A six year old girl with big, blue eyes and wore her hair in pigtails because she was convinced she was the next Punky Brewster, despite being blonde. The only things she ever had to worry or think about were if today was a day she'd rather play with Barbie dolls over her My Little Ponies. Or maybe She-Ra over Popples. Or Rainbow Brite over Strawberry Shortcake.

And maybe she didn't want to play toys. Maybe she just wanted to watch Ghostbusters or Duck Tales.

At six years old, she shouldn't have to think about what would happen to her when her parents were killed by a drunk driver.

* * *

As stated in her parents' Will, all children who were under the age of 18 and hadn't graduated from high school were to live with their oldest sibling. Which meant Elliot. At first the state wanted to fight the will, believing that 19-year-old Elliot was incapable of taking care of his siblings, financially. But the determined and family orientated young man he was, he fought for his parents' will, and won.

By August of 1986, the seven younger Mason children moved into a four bedroom house off-base in Fairborn, Ohio; compliments of the United States Air Force.

* * *

Losing her parents had been hard, but because Beulah was still so young, it was easier for her to move on than it was for her older brothers and her sister.

Sure, she missed her mommy and daddy, but she was still surrounded by so much family, that it was like her parents were just gone to work and would be back...someday.

And, eventually, Beulah got over the death, accepting they were never coming back, and she grew up looking to Elliot as her father figure.
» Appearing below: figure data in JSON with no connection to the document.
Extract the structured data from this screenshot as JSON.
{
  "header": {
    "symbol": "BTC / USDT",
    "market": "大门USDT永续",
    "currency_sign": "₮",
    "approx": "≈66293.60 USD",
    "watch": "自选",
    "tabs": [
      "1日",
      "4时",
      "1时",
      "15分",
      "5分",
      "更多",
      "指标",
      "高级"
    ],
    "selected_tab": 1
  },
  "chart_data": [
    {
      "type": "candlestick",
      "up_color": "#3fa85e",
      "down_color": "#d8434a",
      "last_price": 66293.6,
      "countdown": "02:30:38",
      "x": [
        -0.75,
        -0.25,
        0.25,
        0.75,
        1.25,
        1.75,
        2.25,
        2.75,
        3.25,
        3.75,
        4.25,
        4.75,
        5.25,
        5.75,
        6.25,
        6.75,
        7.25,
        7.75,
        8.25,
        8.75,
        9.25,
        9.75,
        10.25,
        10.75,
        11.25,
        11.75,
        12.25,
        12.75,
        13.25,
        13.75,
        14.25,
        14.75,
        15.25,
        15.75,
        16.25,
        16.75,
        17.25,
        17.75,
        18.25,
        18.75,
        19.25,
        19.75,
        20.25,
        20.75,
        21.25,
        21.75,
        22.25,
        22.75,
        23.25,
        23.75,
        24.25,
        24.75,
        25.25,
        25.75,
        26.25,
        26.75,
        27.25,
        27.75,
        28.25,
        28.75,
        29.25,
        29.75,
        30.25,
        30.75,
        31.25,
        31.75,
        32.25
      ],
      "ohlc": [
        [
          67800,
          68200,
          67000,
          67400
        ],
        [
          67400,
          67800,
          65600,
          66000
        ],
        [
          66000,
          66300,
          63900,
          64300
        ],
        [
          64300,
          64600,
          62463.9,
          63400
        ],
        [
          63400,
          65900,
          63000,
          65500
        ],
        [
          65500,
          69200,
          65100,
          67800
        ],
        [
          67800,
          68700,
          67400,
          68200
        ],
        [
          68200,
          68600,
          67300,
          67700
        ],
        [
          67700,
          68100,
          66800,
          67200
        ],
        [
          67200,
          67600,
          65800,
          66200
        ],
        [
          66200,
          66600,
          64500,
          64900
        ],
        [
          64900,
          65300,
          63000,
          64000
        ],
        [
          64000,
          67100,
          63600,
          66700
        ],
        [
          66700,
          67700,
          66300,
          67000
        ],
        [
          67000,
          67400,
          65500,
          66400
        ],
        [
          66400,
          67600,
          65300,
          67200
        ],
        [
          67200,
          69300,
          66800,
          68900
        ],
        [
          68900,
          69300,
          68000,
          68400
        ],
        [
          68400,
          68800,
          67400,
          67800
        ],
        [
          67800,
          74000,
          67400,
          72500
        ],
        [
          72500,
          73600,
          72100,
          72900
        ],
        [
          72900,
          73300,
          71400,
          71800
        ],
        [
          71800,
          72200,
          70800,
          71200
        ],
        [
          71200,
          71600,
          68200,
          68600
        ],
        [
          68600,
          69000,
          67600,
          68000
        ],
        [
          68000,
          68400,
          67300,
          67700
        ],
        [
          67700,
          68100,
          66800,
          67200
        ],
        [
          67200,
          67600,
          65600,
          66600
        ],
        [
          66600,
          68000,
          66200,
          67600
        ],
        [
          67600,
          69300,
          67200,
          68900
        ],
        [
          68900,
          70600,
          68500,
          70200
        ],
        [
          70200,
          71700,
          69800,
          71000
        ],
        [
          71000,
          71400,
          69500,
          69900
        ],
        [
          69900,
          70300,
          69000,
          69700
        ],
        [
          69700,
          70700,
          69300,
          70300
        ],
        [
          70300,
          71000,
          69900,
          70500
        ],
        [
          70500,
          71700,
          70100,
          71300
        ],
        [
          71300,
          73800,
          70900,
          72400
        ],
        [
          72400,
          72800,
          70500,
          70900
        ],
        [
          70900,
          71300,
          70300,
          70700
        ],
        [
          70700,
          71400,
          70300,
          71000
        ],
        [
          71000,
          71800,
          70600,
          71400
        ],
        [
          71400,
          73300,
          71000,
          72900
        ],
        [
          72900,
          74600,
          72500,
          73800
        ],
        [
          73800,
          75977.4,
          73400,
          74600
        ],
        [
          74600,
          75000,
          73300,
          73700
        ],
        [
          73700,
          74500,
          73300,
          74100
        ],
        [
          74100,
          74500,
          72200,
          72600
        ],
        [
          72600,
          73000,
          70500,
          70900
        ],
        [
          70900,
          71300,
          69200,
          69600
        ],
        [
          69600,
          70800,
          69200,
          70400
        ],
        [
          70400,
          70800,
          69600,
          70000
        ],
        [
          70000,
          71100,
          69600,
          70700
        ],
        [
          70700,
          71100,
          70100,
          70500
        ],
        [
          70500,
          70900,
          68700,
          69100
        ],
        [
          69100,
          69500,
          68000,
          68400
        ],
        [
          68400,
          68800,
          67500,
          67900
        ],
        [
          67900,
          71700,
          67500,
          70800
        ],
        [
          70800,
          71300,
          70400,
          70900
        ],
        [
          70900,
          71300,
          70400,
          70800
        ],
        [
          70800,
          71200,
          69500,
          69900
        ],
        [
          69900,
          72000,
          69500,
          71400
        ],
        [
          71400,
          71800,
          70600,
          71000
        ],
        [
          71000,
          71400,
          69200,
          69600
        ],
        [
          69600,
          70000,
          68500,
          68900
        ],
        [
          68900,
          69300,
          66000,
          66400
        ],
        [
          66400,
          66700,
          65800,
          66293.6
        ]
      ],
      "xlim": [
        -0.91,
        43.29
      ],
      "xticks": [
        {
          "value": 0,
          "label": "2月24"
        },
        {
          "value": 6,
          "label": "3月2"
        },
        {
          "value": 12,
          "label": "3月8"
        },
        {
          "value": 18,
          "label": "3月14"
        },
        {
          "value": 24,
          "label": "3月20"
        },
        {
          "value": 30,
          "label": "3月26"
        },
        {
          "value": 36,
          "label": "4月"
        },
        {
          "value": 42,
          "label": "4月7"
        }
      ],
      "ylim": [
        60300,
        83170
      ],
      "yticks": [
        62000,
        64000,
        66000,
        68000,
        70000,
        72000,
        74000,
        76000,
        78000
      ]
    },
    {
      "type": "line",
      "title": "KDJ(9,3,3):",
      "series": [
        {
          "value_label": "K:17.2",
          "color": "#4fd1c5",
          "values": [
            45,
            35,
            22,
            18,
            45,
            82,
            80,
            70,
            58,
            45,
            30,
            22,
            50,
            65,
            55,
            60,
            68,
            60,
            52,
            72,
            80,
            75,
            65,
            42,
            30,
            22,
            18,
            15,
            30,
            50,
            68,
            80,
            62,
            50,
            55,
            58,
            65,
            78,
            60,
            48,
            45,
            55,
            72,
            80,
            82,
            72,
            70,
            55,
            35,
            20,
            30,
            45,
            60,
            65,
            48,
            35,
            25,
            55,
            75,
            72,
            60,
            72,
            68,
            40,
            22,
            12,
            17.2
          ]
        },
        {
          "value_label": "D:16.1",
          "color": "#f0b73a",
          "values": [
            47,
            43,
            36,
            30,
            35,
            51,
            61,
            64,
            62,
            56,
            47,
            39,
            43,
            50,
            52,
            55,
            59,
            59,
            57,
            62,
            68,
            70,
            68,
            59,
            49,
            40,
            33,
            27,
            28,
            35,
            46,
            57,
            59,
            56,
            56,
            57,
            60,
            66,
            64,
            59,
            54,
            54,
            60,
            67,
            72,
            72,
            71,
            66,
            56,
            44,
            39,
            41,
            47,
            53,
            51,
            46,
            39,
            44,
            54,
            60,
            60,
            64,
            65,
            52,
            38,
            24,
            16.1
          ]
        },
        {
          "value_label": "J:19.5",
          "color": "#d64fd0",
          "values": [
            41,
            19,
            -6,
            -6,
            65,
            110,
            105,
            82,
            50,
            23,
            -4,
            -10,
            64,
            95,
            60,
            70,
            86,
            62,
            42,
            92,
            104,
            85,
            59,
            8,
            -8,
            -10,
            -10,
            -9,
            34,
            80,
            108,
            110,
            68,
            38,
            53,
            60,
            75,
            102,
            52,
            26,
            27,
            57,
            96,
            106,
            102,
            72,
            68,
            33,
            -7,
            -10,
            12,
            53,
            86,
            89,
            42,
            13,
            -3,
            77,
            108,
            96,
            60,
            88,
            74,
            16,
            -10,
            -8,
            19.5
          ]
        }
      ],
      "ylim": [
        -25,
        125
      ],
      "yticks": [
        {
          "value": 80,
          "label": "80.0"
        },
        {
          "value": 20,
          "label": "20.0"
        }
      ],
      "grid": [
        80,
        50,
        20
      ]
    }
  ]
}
In 1987, Freddie graduated from high school and went on to the University of Cincinnati for photography and business, paying his own way. And when Elliot was transferred to Travis AFB in Fairfield, California, Claire refused to go. She was rather close to Freddie and decided the only way for her to stay near her brother while she finished her senior year of high school would be to live with their paternal grandmother in the neighboring Covington, Kentucky...just across the river from Cincinnati.

With her older sister no longer in the same household, it made Beulah the only girl. And at 8 years of age, she was nearing teenagedom within the next five...and she would no longer have the female figure in her life. But, being a trooper like her eldest brother, Beulah dealt with what life threw at her, and started the third grade in the Sunshine State.

The state where she would meet first and greatest crush.

The certain someone who would, in years to come, change her life forever.